A fascinating book produced from the prolific pen of the author Steve Dunn. With the advent of the establishment of the Coastal Forces Museum (Night Hunters of the Royal Navy) there is now a growing public awareness and interest in the significant role that these craft and their crews fulfilled in two World Wars.

This book is particularly significant in that it fills a gap between the First World War and the unstable decade of the 1920s. Sadly many of the lessons learnt through hard won experience during this period were allowed to lapse in the years leading up to the Second World War – all these lessons had to be relearnt at great cost, so no change there then.

When the First World War started the Royal Navy found that it had an urgent need for more small vessels than it possessed. A relatively new requirement had emerged for minesweeping, anti-submarine patrols and coastal defence. In the true British manner this requirement was initially satisfied by the formation of auxiliary vessels manned by willing volunteers who knew something about boats.

By the second year of the war these ad-hoc arrangements were becoming overwhelmed by the sheer scale of the operational requirement. A meeting in the USA led to the acquisition of American designed ELCO motor launches and 550 were purchased. These were used widely throughout all the maritime theatres of war.

In particular, the development of the internal combustion engine for use by small petrol engine craft in many navies at the time, notably Britain and the USA, had a significant impact upon the development of these craft. In 1915 the British designed the Coastal Motor Boat (CMB) which developed the concept of a hull aquaplaning across the surface of the water. Not only did this enable the craft to achieve speeds of up to 40 knots but also made for a more stable weapon platform. This concept was carried through to craft of the Second World War. The CMB served with distinction throughout the latter years of the war and also in the subsequent confrontation with the Bolsheviks – notably the sinking of the cruiser Oleg at Kronstadt.

Of particular interest are the chapters devoted to other nations who adopted and developed similar craft for their own use. Chapter 13 recounts the story of motor boats in the German, Austrian, French and Italian Navies. The Italian Navy was especially effective in dealing with Austrian battleships in the Adriatic. Chapter 14 takes the reader into what for many people is the largely unknown story of the post war situation regarding the Armistice, occupation of Germany and the Russian Revolution. Here once again the Motor Launch left its mark. There are some fascinating pictures of these craft operating at Cologne.

An aspect of the book that really stands out is the abundance of photographs and drawings that feature throughout. It is probable that some of these have not featured in a book such as this before. Particularly striking is the William Wyllie picture on the front cover of the book depicting motor boats in front of the then afloat HMS Victory – Nelson would certainly have approved of that.

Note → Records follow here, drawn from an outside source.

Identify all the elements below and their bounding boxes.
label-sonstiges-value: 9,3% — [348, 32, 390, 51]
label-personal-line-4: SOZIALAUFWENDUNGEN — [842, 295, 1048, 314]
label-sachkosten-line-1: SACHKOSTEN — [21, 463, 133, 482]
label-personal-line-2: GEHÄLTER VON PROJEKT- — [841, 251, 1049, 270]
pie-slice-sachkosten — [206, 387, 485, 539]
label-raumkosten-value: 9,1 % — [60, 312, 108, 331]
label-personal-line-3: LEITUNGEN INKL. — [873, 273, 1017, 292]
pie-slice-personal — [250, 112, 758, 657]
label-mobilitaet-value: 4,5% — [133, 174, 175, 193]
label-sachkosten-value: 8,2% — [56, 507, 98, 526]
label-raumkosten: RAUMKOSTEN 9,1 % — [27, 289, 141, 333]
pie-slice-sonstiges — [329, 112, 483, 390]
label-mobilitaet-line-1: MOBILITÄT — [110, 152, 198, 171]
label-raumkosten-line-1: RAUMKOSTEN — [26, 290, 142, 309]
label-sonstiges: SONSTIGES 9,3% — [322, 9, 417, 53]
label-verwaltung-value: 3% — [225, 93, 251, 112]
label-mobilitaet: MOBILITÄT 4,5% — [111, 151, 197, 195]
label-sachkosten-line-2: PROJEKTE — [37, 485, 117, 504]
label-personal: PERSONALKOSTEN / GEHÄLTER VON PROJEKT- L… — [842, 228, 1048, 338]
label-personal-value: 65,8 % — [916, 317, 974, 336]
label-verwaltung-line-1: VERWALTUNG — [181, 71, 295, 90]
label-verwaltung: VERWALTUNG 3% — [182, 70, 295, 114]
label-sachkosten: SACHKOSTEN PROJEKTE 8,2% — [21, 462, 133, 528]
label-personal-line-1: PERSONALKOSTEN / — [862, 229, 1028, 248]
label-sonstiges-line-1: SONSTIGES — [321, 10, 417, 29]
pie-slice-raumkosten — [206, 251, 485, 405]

At the end of the book there are some very useful appendices and detailed plans of individual craft that complete the narrative. The final chapters, Last Rites and Conclusions, puts the book into context in that there is an account of the post war demise of the motor boat but also an overview of the establishment and development of the Naval Reservist which was to prove so significant in the Second World War.

All in all, a thoroughly readable and informative account of what has been a little-known area of naval history. It is very strongly recommended for both the serious student and the casual reader.